With certain highly notable exceptions (including West Germany, Japan, Australia, and most recently Canada), the written constitutions of most modern nation-states serve merely as each nation's explanation of itself as a government. Such a constitution typically presents a full plan of government, a statement of its purposes and powers, and an ample declaration of rights. Yet, unlike the Constitution of the United States, such a constitution cannot be invoked by litigants and does not require or even permit courts of law to use it as against which all other laws may be examined. It is, rather, a nonjusticiable document. It is intended to be taken seriously (at least this is the case generally), but only in the political sense that legislative and executive authorities are meant to reconcile their actions with the constitution at the risk of possible popular disaffection should they stray too far from what the constitution provides. Whether the authorities have thus strayed, however, and what consequences shall follow if they have, is not deemed to be the appropriate business of courts of law.
The enormous distinction of American constitutional law has thus rested in the very different and exceptional role of the judiciary, from the most unprepossessing county courts through the hierarchy of the entire federal court system.
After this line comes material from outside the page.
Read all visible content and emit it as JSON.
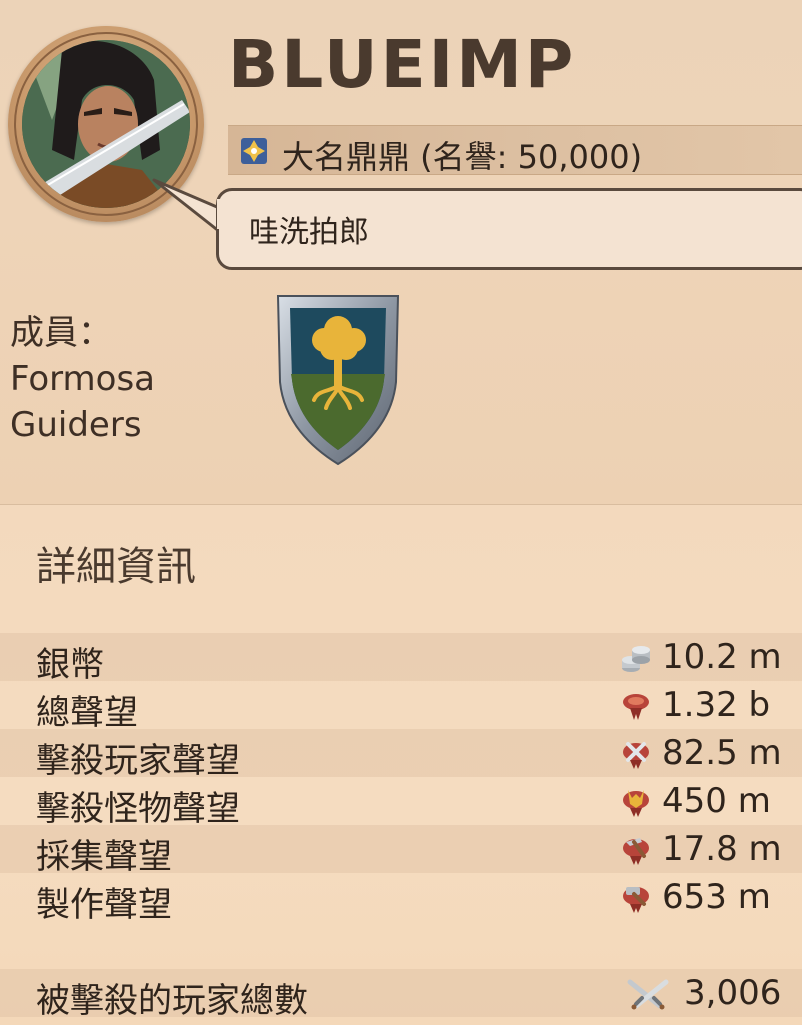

The unique role of the Supreme Court has been its own role as the ultimate appellate court in reference to that judiciary, most critically in all constitutional cases. The arrangement thus established does not lessen the original obligation of other government officials separately to take care that their own actions are consistent with the Constitution, but it is meant to provide—as effectively as human institutions can arrange—an additional and positive check. When official action is not consistent with the Constitution, as ultimately determined under the Supreme Court's authority, the courts are given both the power and the obligation to intercede: to interpose such authority as they have and to provide such redress as appears to be due. Judged even by international standards, this is an ample role. It is not this role that now appears fairly open to question, moreover, but rather the definition of role that would assume something more or accept something less.